The days when Summit County’s contractors had to plow snow to make ends meet might be a memory, but as business rebounds from the Great Recession, at least one lingering effect remains.

Those local contractors who did survive the economic downturn, now fielding more requests for work than they could ever satisfy, and as a result projects are taking longer to complete.

It’s no secret Summit County is in the midst of a record-breaking building boom with the county recently announcing it issued more building permits last year than any other year prior to the recession.

The number of building permits issued in Summit County throughout 2017 skyrocketed to 852 after the county OK’d 710 in 2016 and just 644 the year before that.
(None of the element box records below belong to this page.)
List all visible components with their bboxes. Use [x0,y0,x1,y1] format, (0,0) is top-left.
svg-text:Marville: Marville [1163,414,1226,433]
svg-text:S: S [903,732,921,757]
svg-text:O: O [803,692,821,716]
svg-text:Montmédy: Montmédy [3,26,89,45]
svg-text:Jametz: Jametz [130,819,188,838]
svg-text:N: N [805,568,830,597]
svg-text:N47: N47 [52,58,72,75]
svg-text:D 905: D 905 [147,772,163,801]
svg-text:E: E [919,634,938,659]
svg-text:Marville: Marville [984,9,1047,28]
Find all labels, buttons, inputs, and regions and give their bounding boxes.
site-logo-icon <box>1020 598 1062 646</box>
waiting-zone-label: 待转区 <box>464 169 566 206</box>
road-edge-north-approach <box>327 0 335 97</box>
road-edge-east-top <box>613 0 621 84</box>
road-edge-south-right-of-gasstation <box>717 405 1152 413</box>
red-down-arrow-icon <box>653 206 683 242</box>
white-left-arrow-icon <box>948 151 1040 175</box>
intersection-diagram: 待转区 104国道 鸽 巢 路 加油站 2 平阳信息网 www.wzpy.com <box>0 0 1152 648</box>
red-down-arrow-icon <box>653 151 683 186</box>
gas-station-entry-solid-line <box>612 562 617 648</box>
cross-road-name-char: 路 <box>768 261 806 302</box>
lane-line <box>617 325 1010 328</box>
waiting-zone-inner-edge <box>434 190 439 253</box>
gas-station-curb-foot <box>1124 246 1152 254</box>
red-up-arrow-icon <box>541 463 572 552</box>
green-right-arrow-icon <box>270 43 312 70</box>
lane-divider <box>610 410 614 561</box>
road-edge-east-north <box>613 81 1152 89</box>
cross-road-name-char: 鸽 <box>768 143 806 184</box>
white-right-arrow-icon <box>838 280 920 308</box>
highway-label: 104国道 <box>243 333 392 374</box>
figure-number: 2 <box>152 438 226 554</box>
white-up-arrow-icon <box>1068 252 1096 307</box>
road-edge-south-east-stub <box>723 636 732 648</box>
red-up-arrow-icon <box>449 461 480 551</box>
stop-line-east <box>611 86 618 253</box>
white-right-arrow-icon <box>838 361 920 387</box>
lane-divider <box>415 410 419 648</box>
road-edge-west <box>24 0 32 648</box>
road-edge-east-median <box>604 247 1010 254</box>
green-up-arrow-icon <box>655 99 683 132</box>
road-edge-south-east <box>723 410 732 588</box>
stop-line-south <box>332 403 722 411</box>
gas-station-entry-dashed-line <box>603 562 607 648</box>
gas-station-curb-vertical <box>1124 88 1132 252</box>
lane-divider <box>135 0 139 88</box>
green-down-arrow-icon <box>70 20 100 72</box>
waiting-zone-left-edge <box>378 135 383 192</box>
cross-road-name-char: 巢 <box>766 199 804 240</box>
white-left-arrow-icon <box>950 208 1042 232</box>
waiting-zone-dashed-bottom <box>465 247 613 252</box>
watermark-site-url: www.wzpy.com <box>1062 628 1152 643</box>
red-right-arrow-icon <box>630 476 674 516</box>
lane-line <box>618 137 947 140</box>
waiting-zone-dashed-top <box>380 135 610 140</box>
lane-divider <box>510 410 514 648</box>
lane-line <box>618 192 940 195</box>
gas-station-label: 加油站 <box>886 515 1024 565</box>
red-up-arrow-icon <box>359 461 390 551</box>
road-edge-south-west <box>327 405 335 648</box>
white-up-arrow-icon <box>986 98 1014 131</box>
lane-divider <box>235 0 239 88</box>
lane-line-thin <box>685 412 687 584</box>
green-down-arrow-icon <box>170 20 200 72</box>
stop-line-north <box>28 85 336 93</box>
The permits cover everything from spec homes to the luxury housing market and commercial builds.

There were 720 registered contractors in Summit County in 2010, but only 562 remained in 2017, according to Scott Hoffman, the county’s chief building official.

“There is definitely less of a subcontractor base then there was seven years ago,” said Matt Mueller, director of development at Summit Sky Ranch. “During the recession it appeared that some of the subcontractors chased other opportunities in different industries, like the oil and gas industry or moved to other markets.”

“There is much greater demand than we have people to do the work,” said Chris Renner, owner of Pinnacle Mountain Homes, a Breckenridge-based builder that accounts for roughly a third to a fourth of Summit County’s luxury home builds.

Renner tracks the average length of construction projects in the county through his business, and he said he’s noticed it’s taking longer now to see a project through than it previously did.

“I can tell you projects are going on today across the country, and there are not enough people to do the work,” he said.